|1st Species||Plesiosaurus dolichodeirus|
|Time Range||199.6-175.6 mya|
|Name Meaning||Near to reptile|
|Physical Dimensions||3.5 meters long|
As earlier descriptions had told, Plesiosaurus resembled a snake stuck in a turtle's body. It had a sleek, streamlined body, 4 flippers, a short tail with a small fin on its end, a long neck, and a small head with a mouth filled with sharp, interlocking teeth. Its body would have been covered in scaly skin.
Plesiosaurus was a predator, preying on fish and cephalopods. Its sharp teeth were used to get a hold of slippery prey, and its long neck would have helped it snake into schools of fish.

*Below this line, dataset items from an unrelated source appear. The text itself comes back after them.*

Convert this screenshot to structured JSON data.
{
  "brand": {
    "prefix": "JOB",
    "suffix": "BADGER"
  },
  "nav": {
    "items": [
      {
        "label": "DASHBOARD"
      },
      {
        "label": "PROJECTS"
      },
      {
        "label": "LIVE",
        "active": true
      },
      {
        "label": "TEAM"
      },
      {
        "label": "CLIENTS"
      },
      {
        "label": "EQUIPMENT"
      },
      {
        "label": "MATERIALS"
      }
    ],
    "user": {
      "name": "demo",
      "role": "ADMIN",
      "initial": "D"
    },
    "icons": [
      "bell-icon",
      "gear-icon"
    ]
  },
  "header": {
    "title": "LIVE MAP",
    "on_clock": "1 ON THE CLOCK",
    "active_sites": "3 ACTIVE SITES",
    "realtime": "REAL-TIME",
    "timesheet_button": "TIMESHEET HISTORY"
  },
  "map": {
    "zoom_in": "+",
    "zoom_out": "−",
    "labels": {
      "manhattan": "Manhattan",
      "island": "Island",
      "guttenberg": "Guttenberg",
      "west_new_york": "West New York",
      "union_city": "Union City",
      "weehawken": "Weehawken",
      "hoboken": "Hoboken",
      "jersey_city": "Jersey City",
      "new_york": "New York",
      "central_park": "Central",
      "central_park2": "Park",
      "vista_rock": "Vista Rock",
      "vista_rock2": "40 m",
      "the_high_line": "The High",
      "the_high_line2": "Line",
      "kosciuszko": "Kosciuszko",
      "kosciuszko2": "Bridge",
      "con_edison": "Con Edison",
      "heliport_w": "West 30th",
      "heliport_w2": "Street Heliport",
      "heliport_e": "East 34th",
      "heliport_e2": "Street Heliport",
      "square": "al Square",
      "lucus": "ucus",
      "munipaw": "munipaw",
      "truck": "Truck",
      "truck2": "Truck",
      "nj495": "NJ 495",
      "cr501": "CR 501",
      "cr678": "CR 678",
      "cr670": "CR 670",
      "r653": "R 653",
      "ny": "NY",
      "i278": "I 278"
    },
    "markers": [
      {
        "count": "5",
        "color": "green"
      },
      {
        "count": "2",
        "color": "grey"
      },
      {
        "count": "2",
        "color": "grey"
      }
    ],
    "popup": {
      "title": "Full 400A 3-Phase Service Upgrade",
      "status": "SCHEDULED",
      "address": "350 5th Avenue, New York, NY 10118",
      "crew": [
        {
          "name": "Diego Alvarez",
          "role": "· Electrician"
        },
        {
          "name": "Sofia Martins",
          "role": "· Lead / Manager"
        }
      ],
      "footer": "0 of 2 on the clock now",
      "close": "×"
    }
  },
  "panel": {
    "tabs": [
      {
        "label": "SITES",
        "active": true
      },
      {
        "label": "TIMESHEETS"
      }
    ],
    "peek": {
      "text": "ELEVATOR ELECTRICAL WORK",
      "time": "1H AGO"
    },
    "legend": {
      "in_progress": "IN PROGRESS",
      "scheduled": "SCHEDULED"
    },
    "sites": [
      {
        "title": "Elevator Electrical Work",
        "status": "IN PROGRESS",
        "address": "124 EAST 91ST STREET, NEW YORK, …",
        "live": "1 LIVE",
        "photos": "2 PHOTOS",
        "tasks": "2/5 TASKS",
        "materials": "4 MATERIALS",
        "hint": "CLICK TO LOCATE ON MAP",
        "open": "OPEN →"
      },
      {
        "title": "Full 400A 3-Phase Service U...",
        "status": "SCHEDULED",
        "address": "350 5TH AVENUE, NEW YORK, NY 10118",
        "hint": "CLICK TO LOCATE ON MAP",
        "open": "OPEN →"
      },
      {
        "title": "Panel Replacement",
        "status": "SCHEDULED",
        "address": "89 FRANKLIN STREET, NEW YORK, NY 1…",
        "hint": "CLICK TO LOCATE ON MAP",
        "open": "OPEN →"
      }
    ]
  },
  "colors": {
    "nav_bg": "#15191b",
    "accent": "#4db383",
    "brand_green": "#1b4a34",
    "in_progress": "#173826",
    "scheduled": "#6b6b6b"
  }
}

Plesiosaurus had a short tail comparable in size to its large flippers; due to this, it would have propelled itself by moving all its flippers at the same time (similar to how people navigate in a rowboat), as opposed to the other marine reptiles, which propelled themselves by moving their tail from left to right. People even reconstruct it as able to crawl onto land and lay eggs on the shore like a turtle; however, it lacked the skeletal features in order to perform that task, and so, the most accepted reconstruction is a fully-aquatic reptile that gives birth to live young. As well as this, Plesiosaurus' neck was thought to be very flexible, right before being theorized to be very rigid; however, due to a study done on its semi-close relative, Elasmosaurus, it is now assumed that Plesiosaurus' neck was still somewhat flexible. In order to hunt, Plesiosaurus would swim near a school of fish and flex its neck to select an individiual before grabbing its target with its jaws.
In popular cultureEdit
Plesiosaurus was one of the 1st Mesozoic animals discovered, so it was featured in Crystal Palace Park (a pleasure ground in London), alongside Iguanodon (depicted as a horned dragon), Megalosaurus (also depicted as a dragon), Pterodactylus, Ichthyosaurus, and Mosasaurus (depicted as a giant, iguana-like squamate). Since then, it has managed to become the archetypical plesiosaur (and by extension, the archetypal Mesozoic marine reptile), and has featured in major pieces of media such as the original Journey to the Center of the Earth novel (where it fought with an Ichthyosaurus), Fantasia, and the The Lost World novel; it was even planned to be in Jurassic World before it got cut. As well as this, it even inspired the creation of a cryptid called the Loch Ness Monster; however, for the rest of its publicity, it would be overshadowed by its semi-close relative, Elasmosaurus.